The data protection authorities of the Baltic States conducted a joint preventive inspection to assess the compliance of the short-term vehicle rental industry with the requirements of the Data Regulation. The primary purpose of the inspection was to timely identify and eliminate personal data processing risks in the industry, which has experienced rapid development in recent years.
Mainly the attention was focused on merchants whose main place of business is in one of the Baltic states and who provide services throughout the region. At the same time, each institution had the opportunity to expand the scope of the examination by evaluating companies operating only on the domestic market.
In the course of the inspection, violations were found that indicate gaps in compliance with data protection requirements. The main problems were the lack of transparency – companies were unable to provide data subjects with clear and understandable information, as well as the inappropriate use of the legal basis. Some companies chose an inappropriate legal basis or were unable to sufficiently justify its adequacy. Often, the information provided in the privacy policies about the legal basis and the amount of data to be processed did not match the answers actually given to the supervisory authorities. In some cases, the same legal basis was used for all data processing activities – regardless of whether it is appropriate in the particular situation.
Problems with the amount of personal data requested were also found. Although companies requested different information, the amount was often similar. Some companies avoided asking for data such as social security numbers or dates of birth, but often obtained this data indirectly by asking for copies of driver’s licenses, for example.
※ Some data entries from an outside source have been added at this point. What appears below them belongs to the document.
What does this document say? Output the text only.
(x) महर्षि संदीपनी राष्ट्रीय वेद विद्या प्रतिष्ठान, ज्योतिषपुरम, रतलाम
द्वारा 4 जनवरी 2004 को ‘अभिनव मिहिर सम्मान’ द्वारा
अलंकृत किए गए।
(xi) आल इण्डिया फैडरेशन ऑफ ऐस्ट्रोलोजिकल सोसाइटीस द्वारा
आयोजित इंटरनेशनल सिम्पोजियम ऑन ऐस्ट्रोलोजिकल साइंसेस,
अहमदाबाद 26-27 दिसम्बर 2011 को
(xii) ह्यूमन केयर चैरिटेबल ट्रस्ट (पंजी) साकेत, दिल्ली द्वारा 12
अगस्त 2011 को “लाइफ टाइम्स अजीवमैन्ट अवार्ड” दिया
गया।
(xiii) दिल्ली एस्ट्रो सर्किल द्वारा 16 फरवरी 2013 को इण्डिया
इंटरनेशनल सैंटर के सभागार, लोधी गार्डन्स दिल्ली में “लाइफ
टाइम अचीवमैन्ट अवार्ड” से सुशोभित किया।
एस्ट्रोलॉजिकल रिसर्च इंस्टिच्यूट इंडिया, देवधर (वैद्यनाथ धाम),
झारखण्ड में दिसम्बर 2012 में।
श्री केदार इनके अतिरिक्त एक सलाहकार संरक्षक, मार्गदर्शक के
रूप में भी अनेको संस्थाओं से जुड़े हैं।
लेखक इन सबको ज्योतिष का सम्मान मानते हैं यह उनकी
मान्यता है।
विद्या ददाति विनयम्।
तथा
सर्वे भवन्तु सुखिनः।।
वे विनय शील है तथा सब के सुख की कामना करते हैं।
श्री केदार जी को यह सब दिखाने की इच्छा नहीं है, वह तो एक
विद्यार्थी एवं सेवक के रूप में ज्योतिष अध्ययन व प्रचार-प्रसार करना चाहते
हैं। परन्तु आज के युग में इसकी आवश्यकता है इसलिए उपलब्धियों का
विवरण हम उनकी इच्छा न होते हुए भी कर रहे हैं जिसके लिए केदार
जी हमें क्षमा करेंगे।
In addition, deficiencies in determining the data storage terms were identified. Although in most cases the retention periods were in line with the requirements of the Data Regulation, in some cases the terms were vague, using wording such as “as long as necessary” or “in accordance with the law”. In some cases, customer data was not deleted according to the established criteria, which indicated technical inconsistencies.
Biometric data processing was another aspect analyzed. Although most companies did not use such data, in some cases facial images were processed for customer identification based on the data subjects’ consent. However, no company policy offered an alternative option to opt out of the use of biometric data.
Based on the results of the inspection, the supervisory authorities developed recommendations for short-term vehicle rental companies to promote responsible and transparent data processing. This initiative reflects the common commitment of the Baltic States to ensure a high level of personal data protection and promote compliance with the requirements of the Data Regulation.
Due to the rapidly growing popularity of short-term vehicle rentals, responsible data processing is becoming increasingly important. This review highlighted the importance of data protection and will help ensure that citizens’ privacy is adequately protected while supporting innovative and in-demand services.
Baltic supervisory authorities will continue to work closely together to strengthen personal data protection and improve compliance with data protection requirements across the region.